I think you meant sieve, right?

If so, here's just a few data points.

When we were trying to reach 200T, we had an average daily cumulative speed of 983G per day. This is the average from Jan 13th to Feb 17th. That average speed suggested December 2004 to reach 500T.


After we reached 200T, daily cumulative averages started to drop. Some of the users left sieving, some allocated a portion of resources to P-1, etc. Currently, we have an average of 745G per day. This is the average from Apr 2nd to May 10th. That average speed suggests March 2005 to reach 500T.


That said, normally sieve should reach 500T before PRP reaches 10m.

The reason I said whichever comes first: Who knows, may be in the following months sieve will lose some more computing power and output drops down more.
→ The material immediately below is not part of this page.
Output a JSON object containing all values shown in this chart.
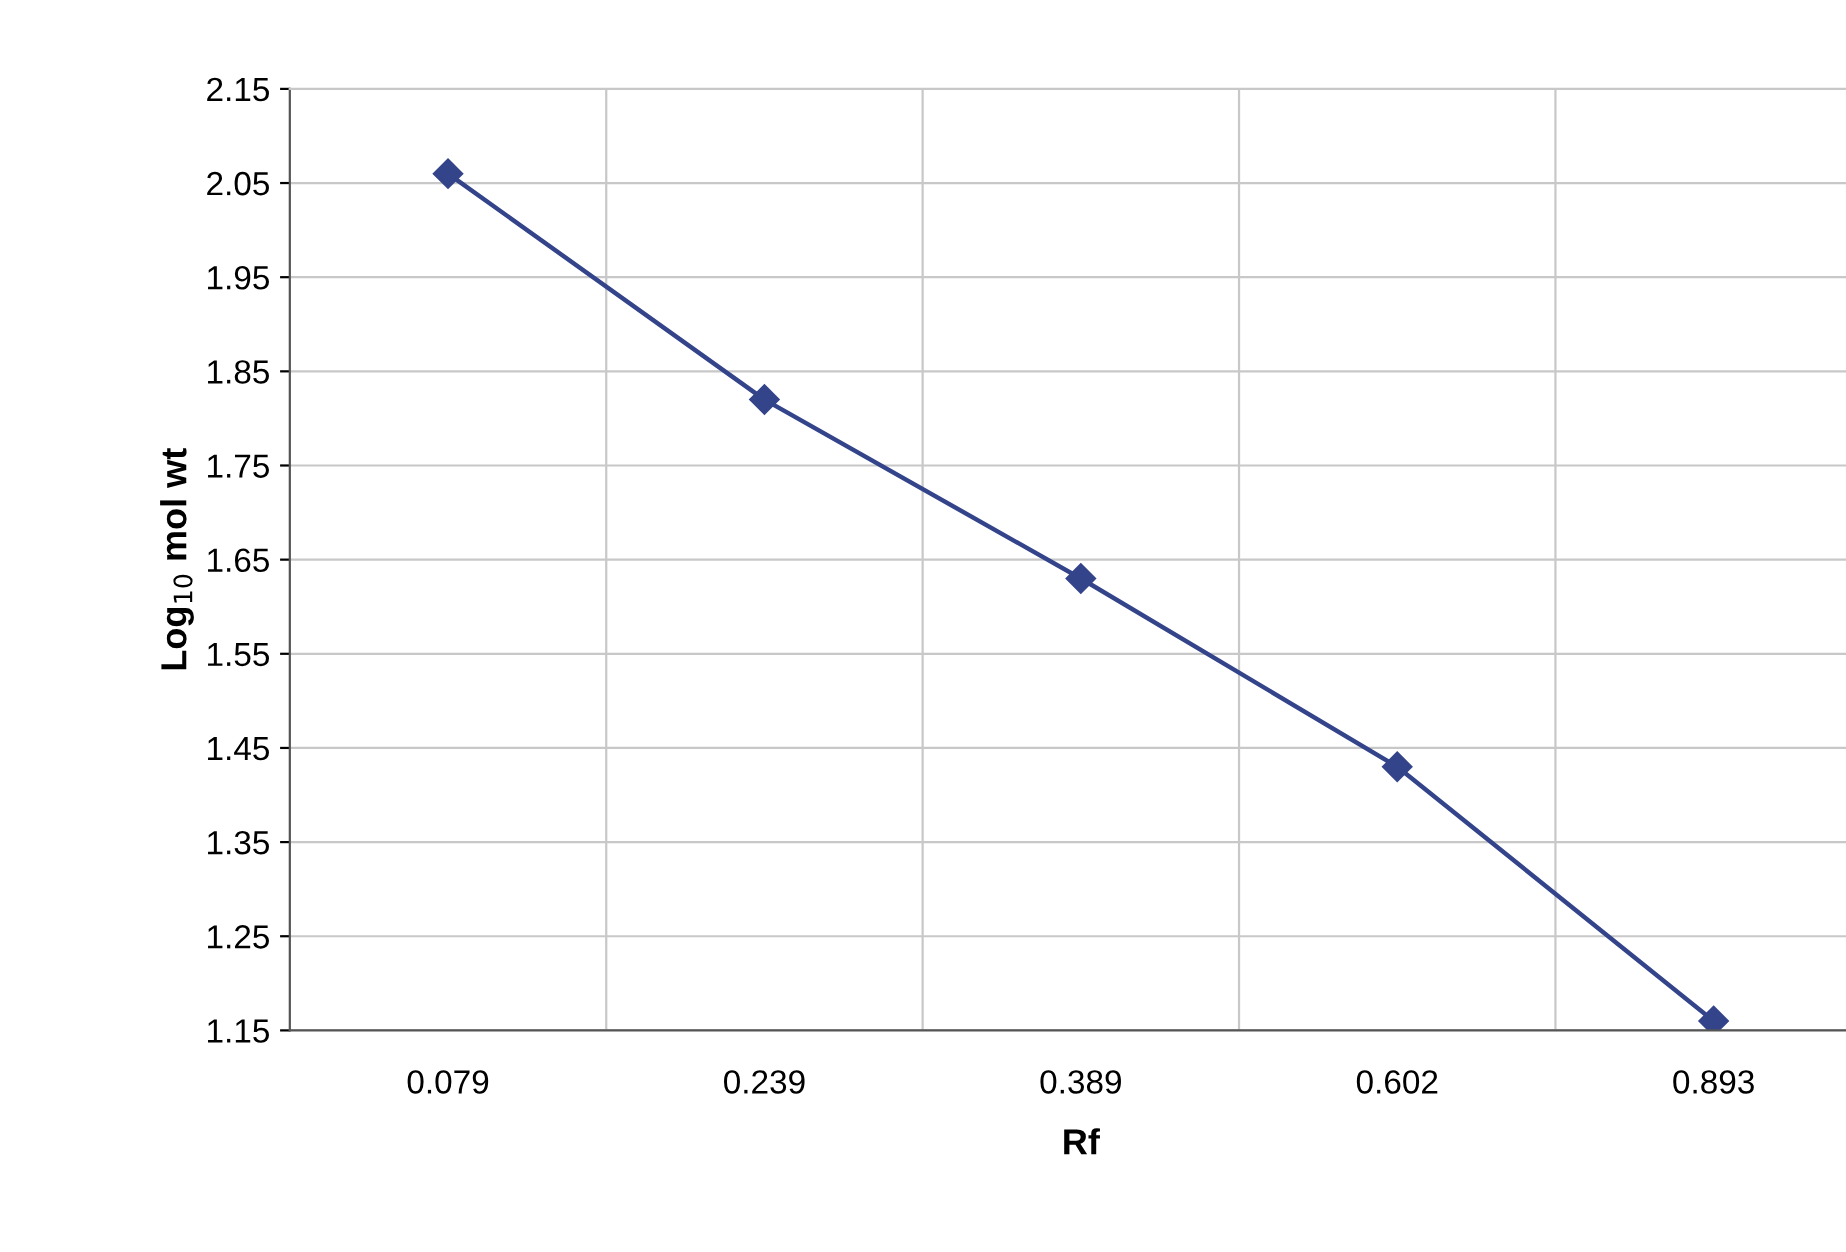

Or, may be we get new users at PRP (which I'd love to see) and it starts to climb even faster. So, the "whichever comes first" phrase is used as a precaution in case PRP reaches 10M (8M?) before sieve reaches 500T.



And a small note on the nmin and nmax for the range of the new sieve: I guess none of us knows for sure which range would work best. The best course of action would be choose a set of alternative range sizes. Quickly compile dat files for each, so that we can see their relative sizes and speeds, and decide accordingly.

My opinion above on choosing a number below 20m for nmin and 100m (200m?) for nmax is just a guesstimate which I feel would be right. Of course, that might turn out to be wrong when we start to see some data.